Death Takes Mrs. Nettie L. Napier in Nashville
By Rebecca Stiles Taylor

Nashville, Tenn., Sept. 30 – Mrs. Nettie Langston Napier, daughter of the late Congressman John M. Langston of Virginia, and wife of Hon. J.C. Napier, former register of the U.S. treasury, died here Tuesday in Hubbard hospital.

She entered the hospital four weeks ago after a prolonged illness which kept her under a physicians’s care at her home, 120 North Fifteenth avenue, for the past three years. She passed away under an oxygen tent.

Mrs. Napier was christened Nettie DeElla Langston. She was born in the historic educational center, Oberlin, Ohio. When she was nine years old her family moved to Washington, D.C., where her father was already pursuing his noted career. She entered Howard university where she spent only one year, returning to Oberlin to complete her education.

Did Civic Work
Early in her young womanhood she married J.C. Napier of Nashville and became what can be easily said its most outstanding race woman. She gave constant attention to social duties that commanded her attention and was an efficient and consistent worker in enterprises connected with the Congregational church of her city. She interested herself in matters of education, never failing to aid by advice and substantial support persons seeking situations as students of Fisk university and other schools.

Mrs.

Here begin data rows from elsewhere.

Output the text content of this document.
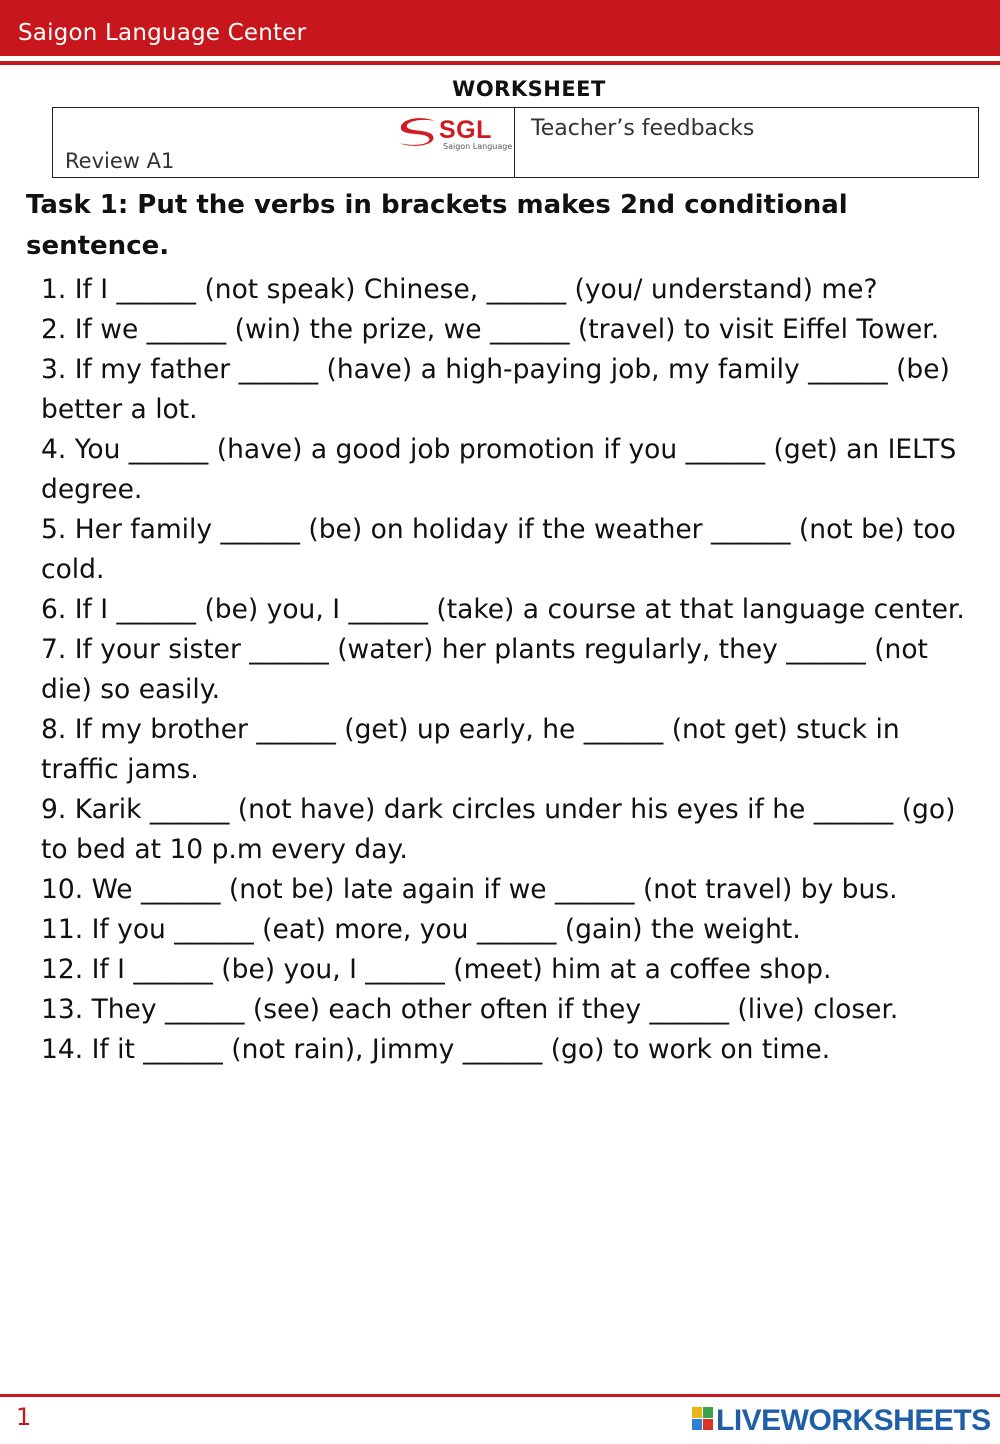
Saigon Language Center
WORKSHEET
SGL
Saigon Language
Review A1
Teacher’s feedbacks
Task 1: Put the verbs in brackets makes 2nd conditional sentence.
1. If I ______ (not speak) Chinese, ______ (you/ understand) me?
2. If we ______ (win) the prize, we ______ (travel) to visit Eiffel Tower.
3. If my father ______ (have) a high-paying job, my family ______ (be) better a lot.
4. You ______ (have) a good job promotion if you ______ (get) an IELTS degree.
5. Her family ______ (be) on holiday if the weather ______ (not be) too cold.
6. If I ______ (be) you, I ______ (take) a course at that language center.
7. If your sister ______ (water) her plants regularly, they ______ (not die) so easily.
8. If my brother ______ (get) up early, he ______ (not get) stuck in traffic jams.
9. Karik ______ (not have) dark circles under his eyes if he ______ (go) to bed at 10 p.m every day.
10. We ______ (not be) late again if we ______ (not travel) by bus.
11. If you ______ (eat) more, you ______ (gain) the weight.
12. If I ______ (be) you, I ______ (meet) him at a coffee shop.
13. They ______ (see) each other often if they ______ (live) closer.
14. If it ______ (not rain), Jimmy ______ (go) to work on time.
1	LIVEWORKSHEETS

Napier possessed an accomplished musical education, with a deep, rich contralto voice of great power and frequently took part in musical entertainments of public and general interest.

Aided Red Cross
During the Red Cross campaign in Nashville, Mrs. Napier was chosen chairman of a committee of Race women invited by the whites of the city to cooperate with them for Red Cross work. Not only was this work carried out during the entire time of the World war, but other phases of war work were creditably done with Mrs. Napier as the leader.

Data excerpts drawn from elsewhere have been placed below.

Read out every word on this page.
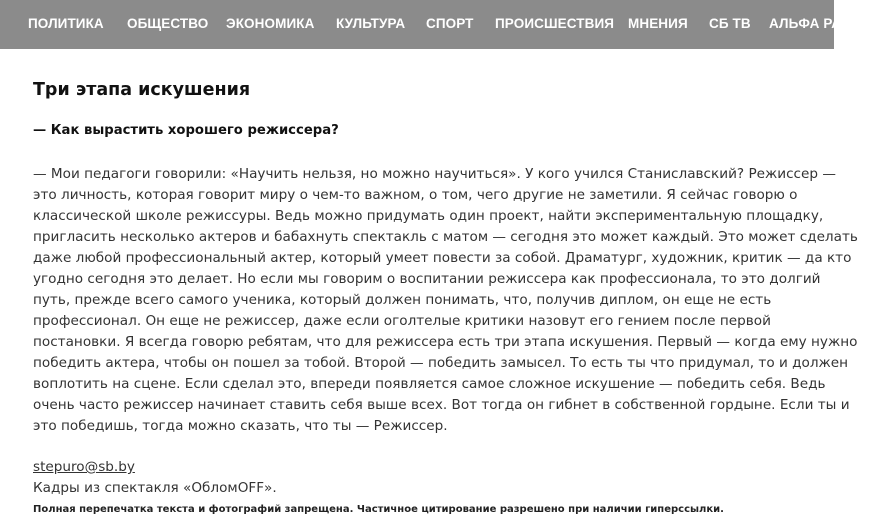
ПОЛИТИКА ОБЩЕСТВО ЭКОНОМИКА КУЛЬТУРА СПОРТ ПРОИСШЕСТВИЯ МНЕНИЯ СБ ТВ АЛЬФА РАДИО
Три этапа искушения

— Как вырастить хорошего режиссера?

— Мои педагоги говорили: «Научить нельзя, но можно научиться». У кого учился Станиславский? Режиссер —
это личность, которая говорит миру о чем-то важном, о том, чего другие не заметили. Я сейчас говорю о
классической школе режиссуры. Ведь можно придумать один проект, найти экспериментальную площадку,
пригласить несколько актеров и бабахнуть спектакль с матом — сегодня это может каждый. Это может сделать
даже любой профессиональный актер, который умеет повести за собой. Драматург, художник, критик — да кто
угодно сегодня это делает. Но если мы говорим о воспитании режиссера как профессионала, то это долгий
путь, прежде всего самого ученика, который должен понимать, что, получив диплом, он еще не есть
профессионал. Он еще не режиссер, даже если оголтелые критики назовут его гением после первой
постановки. Я всегда говорю ребятам, что для режиссера есть три этапа искушения. Первый — когда ему нужно
победить актера, чтобы он пошел за тобой. Второй — победить замысел. То есть ты что придумал, то и должен
воплотить на сцене. Если сделал это, впереди появляется самое сложное искушение — победить себя. Ведь
очень часто режиссер начинает ставить себя выше всех. Вот тогда он гибнет в собственной гордыне. Если ты и
это победишь, тогда можно сказать, что ты — Режиссер.

stepuro@sb.by
Кадры из спектакля «ОбломOFF».
Полная перепечатка текста и фотографий запрещена. Частичное цитирование разрешено при наличии гиперссылки.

Although Mrs. Napier, along with other women, was instrumental in bringing the National Association of Colored Women to Nashville in 1897, it was not until the meeting in Buffalo in 1901 that she became an active member. In this meeting she appeared on the program, her subject being “Women’s Domain.” The subject of home-making had always been first and foremost with her. Afterwards when speaking to a friend concerning this paper, she laughingly said, “I put woman in the home and let her stay there.”

Heads Association
Since the Buffalo meeting Mrs. Napier attended every meeting of the National Association of Colored Women and served on some of the most important committees of the organization. On the death of Mary B. Talbert, who was president of the Frederick Douglass Memorial and Historical association, Mrs. Napier became president of the association and it was in this capacity that she was most keenly felt. Through her efforts the Douglass home at Anacostia, Washington, D.C., has become the shrine it was intended to be.

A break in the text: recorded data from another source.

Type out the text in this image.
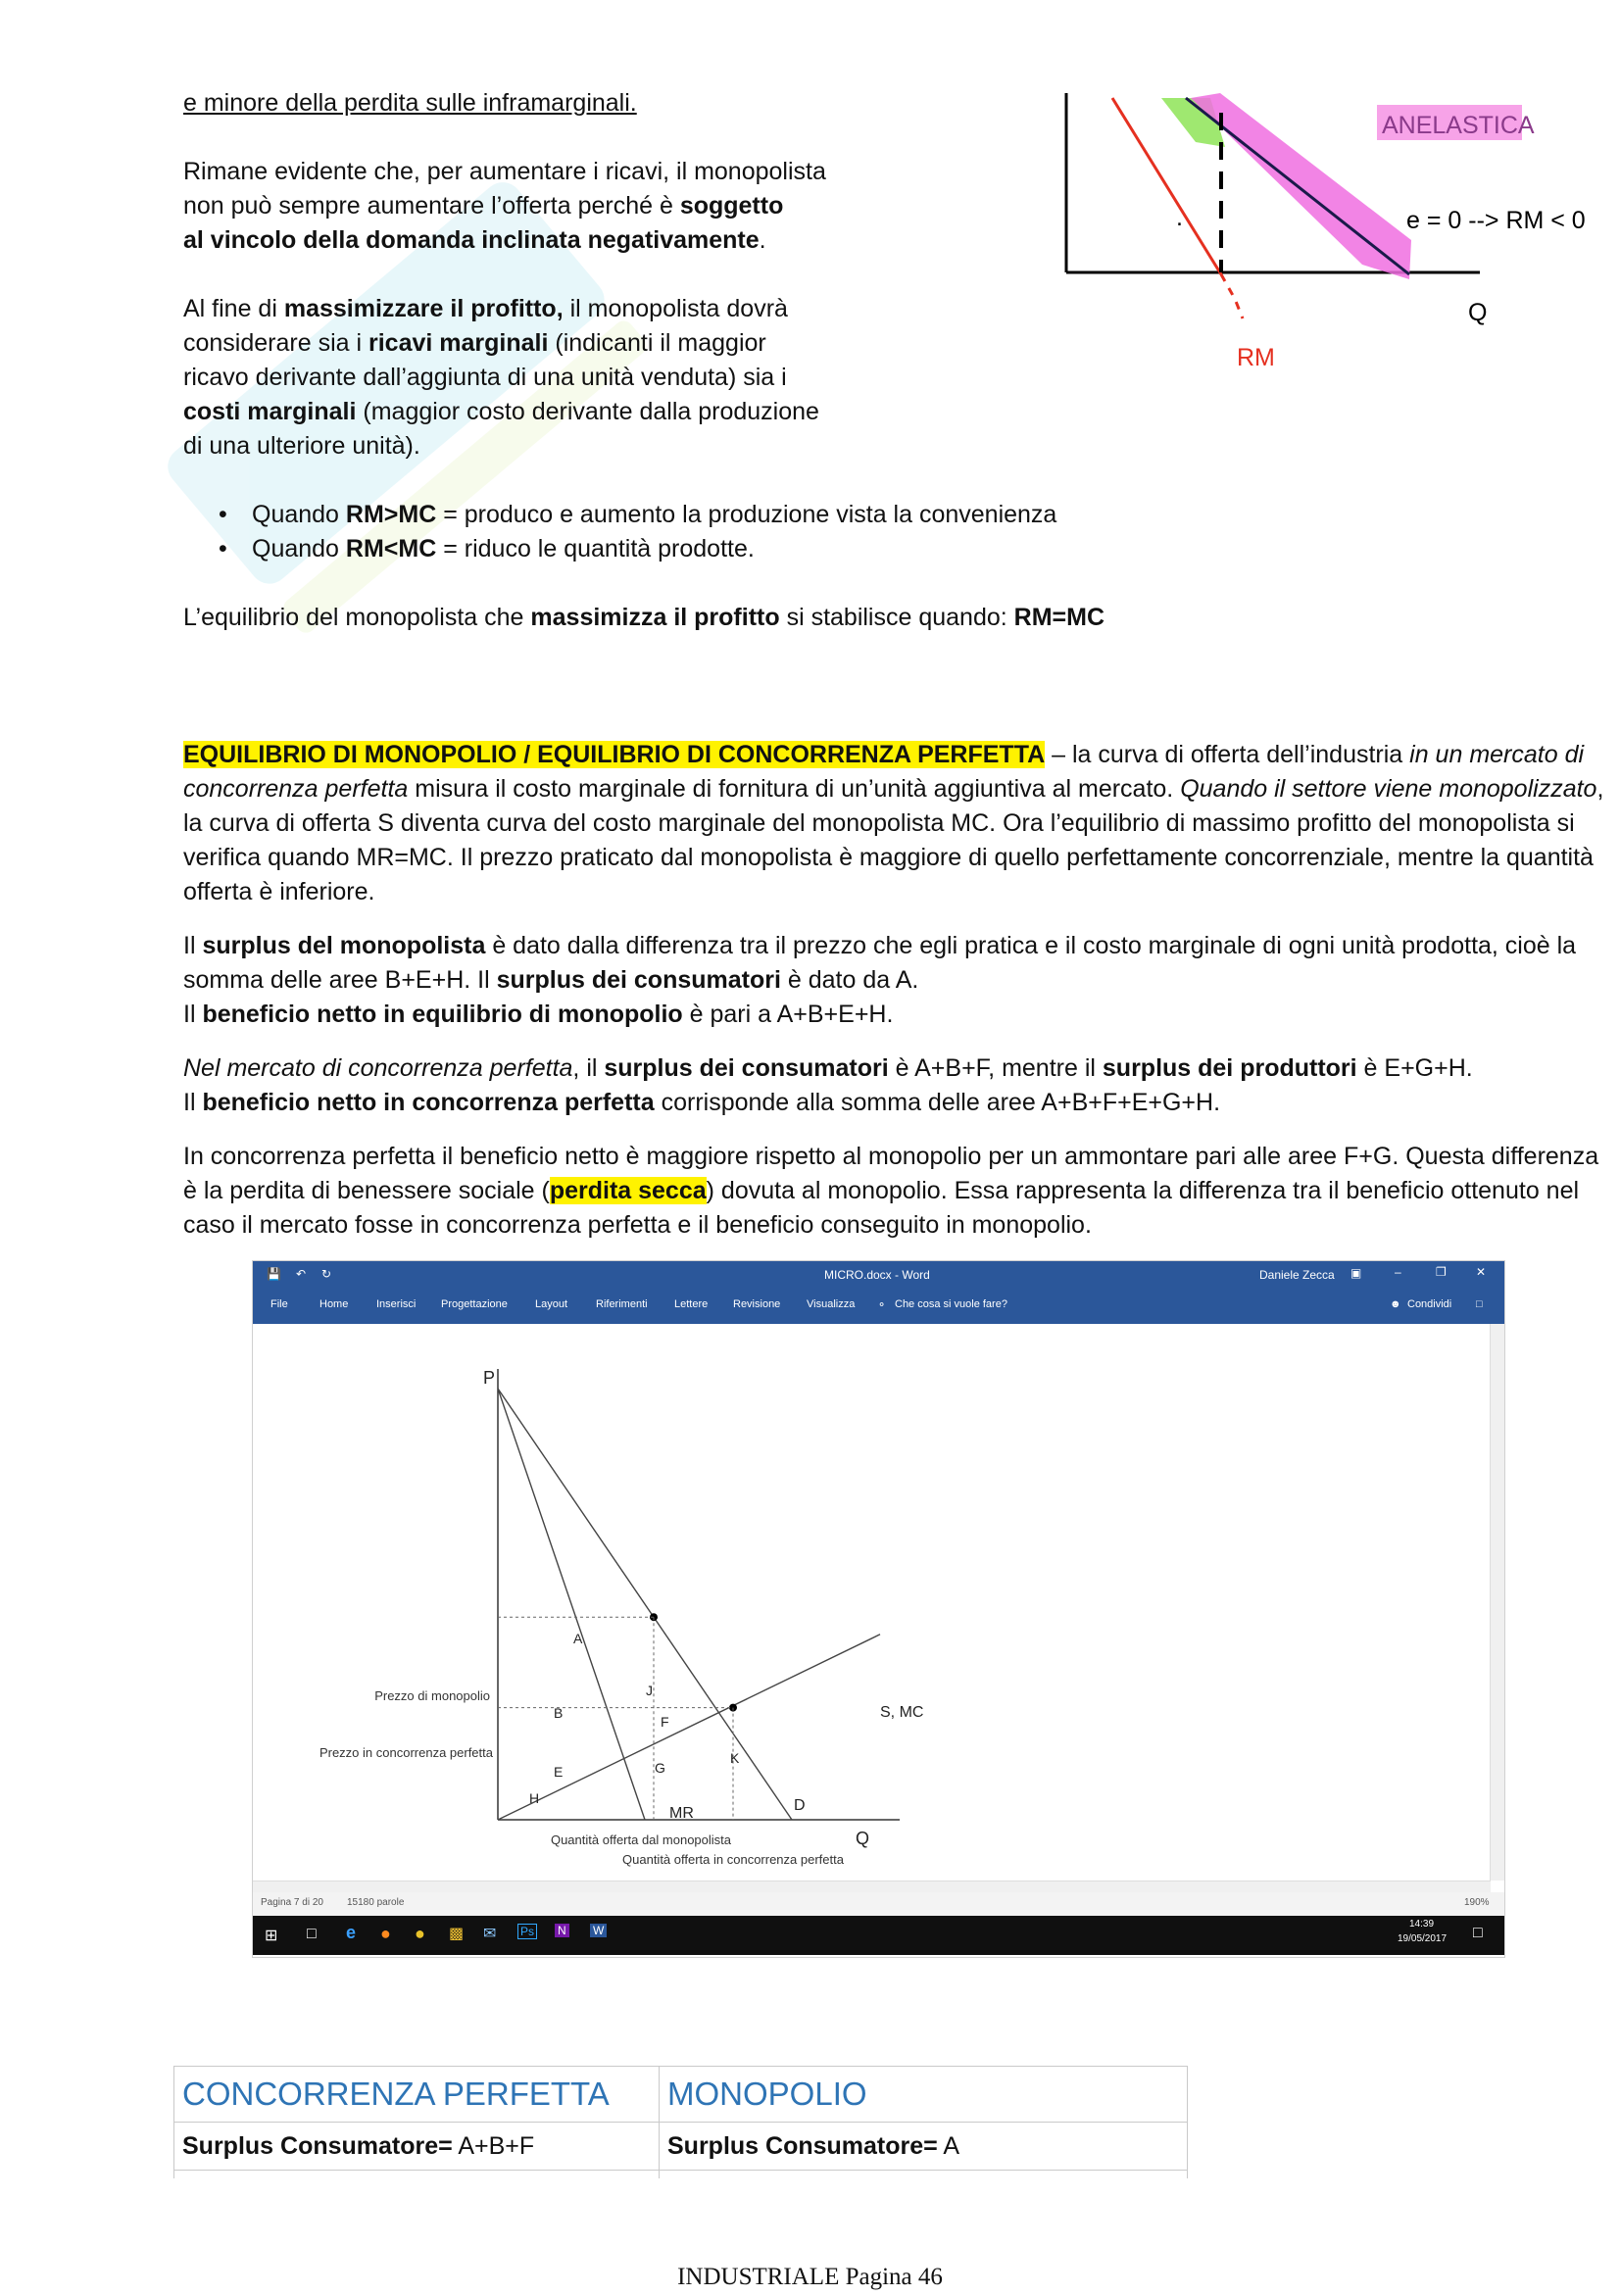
e minore della perdita sulle inframarginali.

Rimane evidente che, per aumentare i ricavi, il monopolista

non può sempre aumentare l’offerta perché è soggetto

al vincolo della domanda inclinata negativamente.

Al fine di massimizzare il profitto, il monopolista dovrà

considerare sia i ricavi marginali (indicanti il maggior

ricavo derivante dall’aggiunta di una unità venduta) sia i

costi marginali (maggior costo derivante dalla produzione

di una ulteriore unità).

.
ANELASTICA
e = 0 --> RM < 0
Q
RM
• Quando RM>MC = produco e aumento la produzione vista la convenienza
• Quando RM<MC = riduco le quantità prodotte.

L’equilibrio del monopolista che massimizza il profitto si stabilisce quando: RM=MC

EQUILIBRIO DI MONOPOLIO / EQUILIBRIO DI CONCORRENZA PERFETTA – la curva di offerta dell’industria in un mercato di concorrenza perfetta misura il costo marginale di fornitura di un’unità aggiuntiva al mercato. Quando il settore viene monopolizzato, la curva di offerta S diventa curva del costo marginale del monopolista MC. Ora l’equilibrio di massimo profitto del monopolista si verifica quando MR=MC. Il prezzo praticato dal monopolista è maggiore di quello perfettamente concorrenziale, mentre la quantità offerta è inferiore.

Il surplus del monopolista è dato dalla differenza tra il prezzo che egli pratica e il costo marginale di ogni unità prodotta, cioè la somma delle aree B+E+H. Il surplus dei consumatori è dato da A.
Il beneficio netto in equilibrio di monopolio è pari a A+B+E+H.

Nel mercato di concorrenza perfetta, il surplus dei consumatori è A+B+F, mentre il surplus dei produttori è E+G+H.
Il beneficio netto in concorrenza perfetta corrisponde alla somma delle aree A+B+F+E+G+H.

In concorrenza perfetta il beneficio netto è maggiore rispetto al monopolio per un ammontare pari alle aree F+G. Questa differenza è la perdita di benessere sociale (perdita secca) dovuta al monopolio. Essa rappresenta la differenza tra il beneficio ottenuto nel caso il mercato fosse in concorrenza perfetta e il beneficio conseguito in monopolio.

💾 ↶ ↻	MICRO.docx - Word	Daniele Zecca ▣	–	❐	✕
File	Home	Inserisci Progettazione	Layout	Riferimenti Lettere Revisione Visualizza ⚬ Che cosa si vuole fare?	☻ Condividi □
P
Q
MR	D
S, MC
A
B
F
E	G
H
J
K
Prezzo di monopolio
Prezzo in concorrenza perfetta
Quantità offerta dal monopolista
Quantità offerta in concorrenza perfetta
Pagina 7 di 20 15180 parole	190%
⊞ □ e ● ● ▩ ✉ Ps N W	14:39
19/05/2017 □
CONCORRENZA PERFETTA	MONOPOLIO
Surplus Consumatore= A+B+F	Surplus Consumatore= A

INDUSTRIALE Pagina 46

Mr. Napier accompanied her at every meeting of the association. On their return from Fort Worth, Texas last summer the car in which they traveled, accompanied by friends, was struck and both Mr. and Mrs. Napier were injured, he receiving the worst injury, but it was believed that neither was fatally hurt.

Mrs. Napier has labored unceasingly for the growth of the fund for the Frederick Douglass Home and the clubs of Tennessee have rallied to her wonderfully well, as have the clubs of other states. It will be her work for the Douglass Home for which she will be longest remembered for it has been most exceptional.